ARCHBISHOP Desmond Tutu urged churches to be “the hands, feet, eyes, and ears of Jesus in the fight against local and global poverty”, and praised churches for the work they were already doing in this area. “Thank you for being a local church that wants to engage with other local churches; for wanting to make the invisible God visible.”
The Archbishop was speaking at “Who is My Neighbour?”, a conference aimed at persuading British churches to become more involved in the campaign to reduce local and global poverty.
More than 800 people attended the event, which was organised by Tearfund at Jesus House church in north London. Speakers included the Revd Nicky Gumbel, Vicar of Holy Trinity, Brompton, in London, and Lynne Hybels, the co-founder of one of the largest churches in the United States, Willow Creek Community Church, Chicago.
The conference coincided with the launch of Tearfund’s Alive appeal, which seeks to increase access to treatment and support for those with HIV. Mrs Hybels explained how she had been awakened to the issue of HIV/AIDS while on a trip to Uganda, and had decided to raise awareness of the pandemic.
Tearfund’s association with Archbishop Tutu, however, has caused disquiet among some Christian groups because of his liberal stance on sexuality.

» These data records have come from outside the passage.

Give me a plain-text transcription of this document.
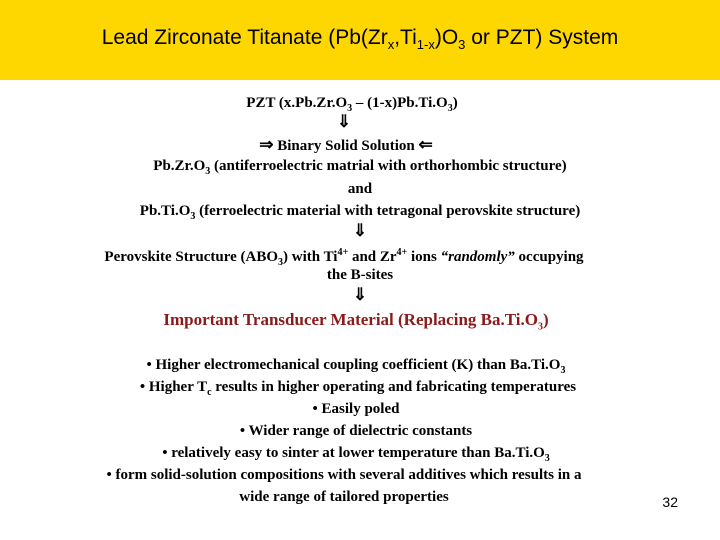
Lead Zirconate Titanate ($Pb(Zr_x,Ti_{1-x})O_3$ or PZT) System
PZT $(x.Pb.Zr.O_3 - (1-x)Pb.Ti.O_3)$
⇓
⇒ Binary Solid Solution ⇐
$Pb.Zr.O_3$ (antiferroelectric matrial with orthorhombic structure)
and
$Pb.Ti.O_3$ (ferroelectric material with tetragonal perovskite structure)
⇓
Perovskite Structure $(ABO_3)$ with $Ti^{4+}$ and $Zr^{4+}$ ions “randomly” occupying
the B-sites
⇓
Important Transducer Material (Replacing $Ba.Ti.O_3$)
• Higher electromechanical coupling coefficient (K) than $Ba.Ti.O_3$
• Higher $T_c$ results in higher operating and fabricating temperatures
• Easily poled
• Wider range of dielectric constants
• relatively easy to sinter at lower temperature than $Ba.Ti.O_3$
• form solid-solution compositions with several additives which results in a
wide range of tailored properties	32
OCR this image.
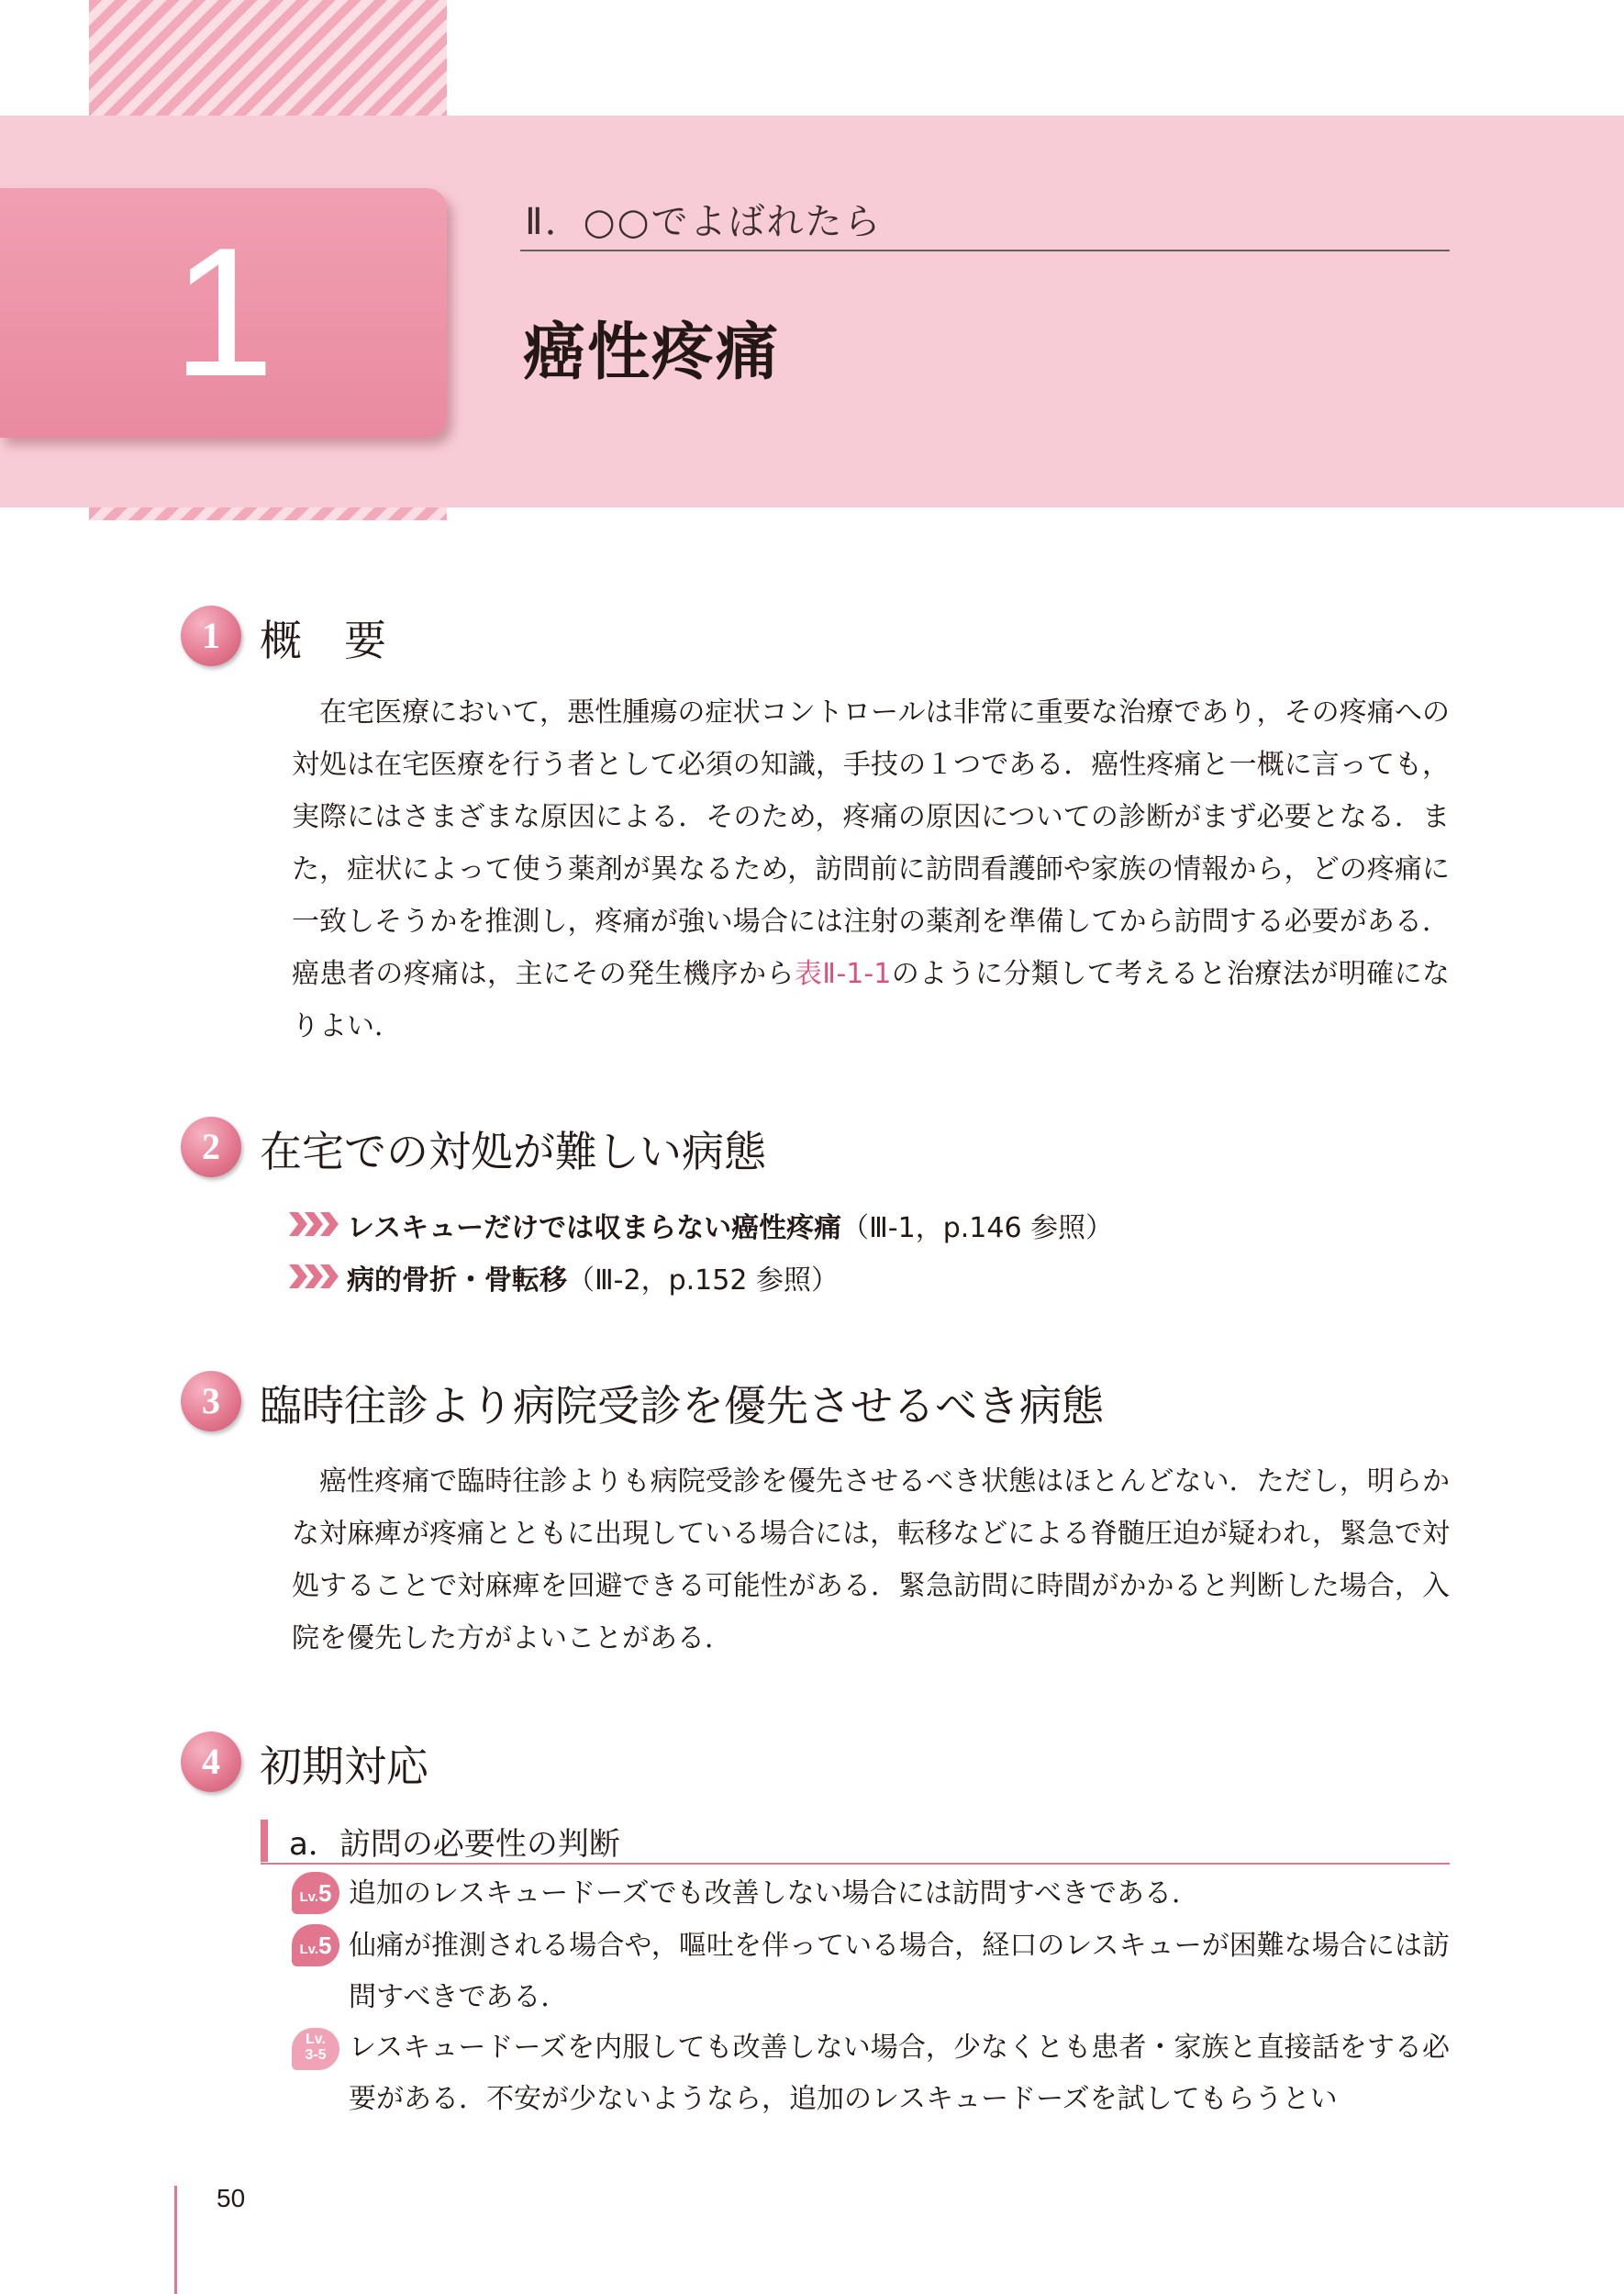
1	Ⅱ．○○でよばれたら
癌性疼痛
1 概　要
在宅医療において，悪性腫瘍の症状コントロールは非常に重要な治療であり，その疼痛への対処は在宅医療を行う者として必須の知識，手技の１つである．癌性疼痛と一概に言っても，実際にはさまざまな原因による．そのため，疼痛の原因についての診断がまず必要となる．また，症状によって使う薬剤が異なるため，訪問前に訪問看護師や家族の情報から，どの疼痛に一致しそうかを推測し，疼痛が強い場合には注射の薬剤を準備してから訪問する必要がある．癌患者の疼痛は，主にその発生機序から表Ⅱ-1-1のように分類して考えると治療法が明確になりよい．
2 在宅での対処が難しい病態
レスキューだけでは収まらない癌性疼痛（Ⅲ-1，p.146 参照）
病的骨折・骨転移（Ⅲ-2，p.152 参照）
3 臨時往診より病院受診を優先させるべき病態
癌性疼痛で臨時往診よりも病院受診を優先させるべき状態はほとんどない．ただし，明らかな対麻痺が疼痛とともに出現している場合には，転移などによる脊髄圧迫が疑われ，緊急で対処することで対麻痺を回避できる可能性がある．緊急訪問に時間がかかると判断した場合，入院を優先した方がよいことがある．
4 初期対応
a．訪問の必要性の判断
Lv.5 追加のレスキュードーズでも改善しない場合には訪問すべきである．
Lv.5 仙痛が推測される場合や，嘔吐を伴っている場合，経口のレスキューが困難な場合には訪問すべきである．
Lv.
3-5 レスキュードーズを内服しても改善しない場合，少なくとも患者・家族と直接話をする必要がある．不安が少ないようなら，追加のレスキュードーズを試してもらうとい
50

In an interview with the BBC after the conference, the Archbishop said he felt ashamed of his fellow Anglicans, who were “obsessed” with the issue of homosexuality while 30,000 people die each day because of poverty.
The Revd Rod Thomas, chairman of the conservative group Reform, said that he would be writing to Matthew Frost, Tearfund’s chief executive, to seek clarification of their position. Mr Thomas said it would be “hugely worrying” for Tearfund to associate itself with Archbishop Tutu, “whose views on sexuality are not shared by many of its supporters”.
But Peter Grant, the international director of Tearfund, said that they had much to learn from the Archbishop, because of his experience of poverty and injustice.
“Tearfund works with a lot of global leaders around the world and doesn’t always share their views, but is united with them in the campaign to end global injustice and poverty,” Mr Grant said. “We recognise sexuality is a complex and divisive issue for the Church, but we don’t want this debate to be a distraction from the needs of the poor.”